Die arbeitsintensivste Zeit in der Schneckenzucht reicht von Frühling bis Ende Herbst. Im Frühjahr werden die ersten Futterpflanzen für die Schnecken in Folientunneln vorgezogen. Zu den bevorzugten Speisen der Schnecken zählen Mangold, Raps oder Senf und Salat: „Schnecken essen am liebsten alles Grüne, das wenig Abwehrstoffe hat, also nicht bitter ist“, sagt Gugumuck. Ergänzt wird das betriebseigene Futterangebot mit Gemüse von Bauern aus Unterlaa. Der Onkel von Andreas Gugumuck baut auch noch Getreide an, das gemahlen und mit Futterkalk angereichert wird und als Ergänzungsfutter für die Schnecken dient, damit deren Häuser schön fest werden.

Wiener Schnecken im Fonds Augarten

Wiener Schnecken im Fonds © Augarten

Nachhaltige Lebensmittelproduktion

Die Schnecken werden in Freilandkultur mit vielen Schattenplätzen gezüchtet. So sind sie wie in ihrem natürlichen Lebensraum, dem Waldrand, wo Schatten und Sonne aufeinandertreffen. Weinbergschnecken brauchen zwei Jahre, bis sie ausgewachsen sind, die mediterranen Schnecken sind in fünf Monaten fertig. Letztere sind in unseren Breitengraden mittlerweile in der freien Natur zu finden, weil der Klimawandel auch bei uns angekommen ist. Im Frühsommer können Gäste der Schneckenmanufaktur auch im Freien dinieren. Die Gartenbar bietet zahlreiche Spezialitäten rund um die Schnecke: von Flammkuchen über Schneckenleberkäse bis zu „Snail & Chips“. Ein sommerlicher Favorit des Hausherrn selbst ist der Gartensalat mit Räucherschnecken und wachsweichem Ei.

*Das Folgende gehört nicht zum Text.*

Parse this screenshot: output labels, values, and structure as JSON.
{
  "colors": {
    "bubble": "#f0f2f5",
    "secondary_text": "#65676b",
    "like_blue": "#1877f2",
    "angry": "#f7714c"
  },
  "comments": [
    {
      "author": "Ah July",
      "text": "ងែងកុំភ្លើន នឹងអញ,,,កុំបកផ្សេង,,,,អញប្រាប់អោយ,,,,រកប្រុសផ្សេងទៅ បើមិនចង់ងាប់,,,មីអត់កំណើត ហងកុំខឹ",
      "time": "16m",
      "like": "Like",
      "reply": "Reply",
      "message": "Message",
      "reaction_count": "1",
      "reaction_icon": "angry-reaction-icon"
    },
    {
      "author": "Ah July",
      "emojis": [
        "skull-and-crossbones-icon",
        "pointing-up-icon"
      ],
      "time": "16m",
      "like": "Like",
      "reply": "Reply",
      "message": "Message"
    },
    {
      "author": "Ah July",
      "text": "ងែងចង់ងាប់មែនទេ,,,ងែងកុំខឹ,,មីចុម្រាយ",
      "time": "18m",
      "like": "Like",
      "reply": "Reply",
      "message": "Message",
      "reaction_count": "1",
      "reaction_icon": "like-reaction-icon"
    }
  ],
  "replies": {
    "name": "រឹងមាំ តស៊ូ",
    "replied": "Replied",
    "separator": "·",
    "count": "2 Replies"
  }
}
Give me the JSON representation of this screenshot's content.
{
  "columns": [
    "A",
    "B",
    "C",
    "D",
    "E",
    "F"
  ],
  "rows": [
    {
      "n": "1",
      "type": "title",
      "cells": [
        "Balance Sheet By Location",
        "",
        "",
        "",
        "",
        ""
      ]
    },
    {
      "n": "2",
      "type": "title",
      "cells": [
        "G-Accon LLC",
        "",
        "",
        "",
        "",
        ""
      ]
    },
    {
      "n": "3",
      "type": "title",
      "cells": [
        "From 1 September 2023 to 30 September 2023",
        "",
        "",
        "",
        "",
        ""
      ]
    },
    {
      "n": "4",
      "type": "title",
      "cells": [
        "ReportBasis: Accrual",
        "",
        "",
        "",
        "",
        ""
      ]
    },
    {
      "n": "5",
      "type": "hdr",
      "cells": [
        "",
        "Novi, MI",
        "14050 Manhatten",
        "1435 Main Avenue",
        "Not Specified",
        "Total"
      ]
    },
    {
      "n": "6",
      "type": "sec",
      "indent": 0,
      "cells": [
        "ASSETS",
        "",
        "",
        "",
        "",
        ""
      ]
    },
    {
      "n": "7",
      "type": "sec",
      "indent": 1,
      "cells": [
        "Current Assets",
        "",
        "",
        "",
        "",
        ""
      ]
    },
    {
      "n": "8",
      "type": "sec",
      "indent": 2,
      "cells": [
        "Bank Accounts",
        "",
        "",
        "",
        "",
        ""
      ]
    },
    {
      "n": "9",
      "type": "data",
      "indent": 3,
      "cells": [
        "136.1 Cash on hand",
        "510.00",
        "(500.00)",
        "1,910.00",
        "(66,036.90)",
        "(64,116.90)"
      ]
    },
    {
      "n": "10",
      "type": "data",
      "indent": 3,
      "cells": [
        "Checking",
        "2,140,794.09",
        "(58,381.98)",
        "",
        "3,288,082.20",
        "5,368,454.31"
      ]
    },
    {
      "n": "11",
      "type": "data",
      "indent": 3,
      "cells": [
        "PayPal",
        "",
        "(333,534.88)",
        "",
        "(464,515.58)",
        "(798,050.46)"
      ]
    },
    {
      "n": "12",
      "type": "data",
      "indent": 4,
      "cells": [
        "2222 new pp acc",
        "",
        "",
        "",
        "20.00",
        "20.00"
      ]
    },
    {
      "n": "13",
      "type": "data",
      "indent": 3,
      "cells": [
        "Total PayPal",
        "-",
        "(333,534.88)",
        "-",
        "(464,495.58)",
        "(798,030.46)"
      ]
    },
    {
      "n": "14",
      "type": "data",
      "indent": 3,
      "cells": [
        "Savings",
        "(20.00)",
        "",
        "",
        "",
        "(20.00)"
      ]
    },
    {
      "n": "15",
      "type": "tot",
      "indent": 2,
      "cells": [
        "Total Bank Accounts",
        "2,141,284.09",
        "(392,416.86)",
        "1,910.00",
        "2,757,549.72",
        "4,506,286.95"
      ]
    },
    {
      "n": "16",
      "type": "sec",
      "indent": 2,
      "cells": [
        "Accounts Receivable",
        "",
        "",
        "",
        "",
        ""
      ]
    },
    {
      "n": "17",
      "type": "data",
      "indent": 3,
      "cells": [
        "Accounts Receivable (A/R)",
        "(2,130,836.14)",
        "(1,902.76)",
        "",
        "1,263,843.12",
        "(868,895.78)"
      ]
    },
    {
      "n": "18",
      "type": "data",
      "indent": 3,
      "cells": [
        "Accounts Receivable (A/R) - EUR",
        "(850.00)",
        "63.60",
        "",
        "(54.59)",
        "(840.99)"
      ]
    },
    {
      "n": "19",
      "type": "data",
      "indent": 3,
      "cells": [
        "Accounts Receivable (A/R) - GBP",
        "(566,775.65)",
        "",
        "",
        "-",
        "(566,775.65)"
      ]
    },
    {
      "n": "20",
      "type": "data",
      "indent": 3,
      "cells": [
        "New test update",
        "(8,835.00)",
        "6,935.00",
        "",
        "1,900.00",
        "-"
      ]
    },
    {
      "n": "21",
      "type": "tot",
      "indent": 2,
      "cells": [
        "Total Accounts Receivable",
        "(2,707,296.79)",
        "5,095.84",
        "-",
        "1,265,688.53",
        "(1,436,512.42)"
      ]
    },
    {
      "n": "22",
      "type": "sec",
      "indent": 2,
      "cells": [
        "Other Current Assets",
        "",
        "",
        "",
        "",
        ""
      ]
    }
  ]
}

Attraktiver Praktikumsbetrieb

Andreas Gugumuck ist es ein großes Anliegen, realisierbare und zukunftsweisende Ernährungskonzepte zu entwickeln, die sich durch hohe Umweltverträglichkeit auszeichnen. Er ist Kooperationspartner des Qualifizierungsseminars „Ökoinnovation“ der FH-Wien, welches einen anwendungsorientierten Zugang zum Themenkreis „Bewertung und Verbesserung der Nachhaltigkeit von Produkten und Prozessen“ bietet. Die Ziele umfassen das Kennen und Verstehen der Beweggründe, die Anwendung der Methoden der Nachhaltigkeitsbewertung, das Identifizieren von Nachhaltigkeitsanforderungen, das Ableiten der Maßnahmen zur Produkt- und Prozessgestaltung sowie das Vorantreiben der Maßnahmen und die Kommunikation im Unternehmen. Weiters ist der Gugumuck-Hof Praktikumsbetrieb für den Studiengang Nachhaltiges Lebensmittelmanagement am FH Joanneum und für Landwirtschaftliche Fachschulen. „Wir wollen ein attraktiver Arbeitsgeber für Praktikant:innen aus der Landwirtschaft oder dem Tourismus sein. Bei uns kann man den gesamten Kreislauf vom Anfang bis zum Ende mitverfolgen, von der Fütterung, übers Sammeln, Kochen bis zur Belohnung am Gast, wenn dort ein fertiges Gericht steht. Unsere Praktikant:innen sind nicht nur ein kleines Rädchen im Getriebe, sondern werden in alle Bereiche der Landwirtschaft eingebunden“, sagt Gugumuck.

Umweltfreundliche Landwirtschaft

Für Andreas Gugumuck ist der ökologische Aspekt sehr wichtig: „Die Schneckenzucht ist ein äußerst nachhaltiges Projekt, der Boden wird nicht ausgelaugt, man kann sie auf einer kleinen Fläche mit minimalem Footprint züchten. Es gibt keine Gülle, wenig Futtermittel und man braucht wenig Wasser. Außerdem hat Schneckenfleisch viermal so viel Eiweiß wie Rindfleisch und ist damit eine hervorragende Alternative für die Zukunft“, sagt Gugumuck. Weinbergschnecken stehen in Österreich unter Artenschutz und dürfen in der freien Natur nicht gesammelt werden. Neue Konzepte der urbanen Landwirtschaft, wie sie auf der Schneckenfarm von Andreas Gugumuck gelebt und weiterentwickelt werden, können die Umwelt ganz wesentlich entlasten. Im Gegensatz zur herkömmlichen Fleischproduktion wachsen Schnecken ressourcenschonend auf. Schnecken benötigen beispielsweise 85 % weniger Futtermittel als Rinder, um 1 Kilogramm Muskelfleisch zu erzeugen.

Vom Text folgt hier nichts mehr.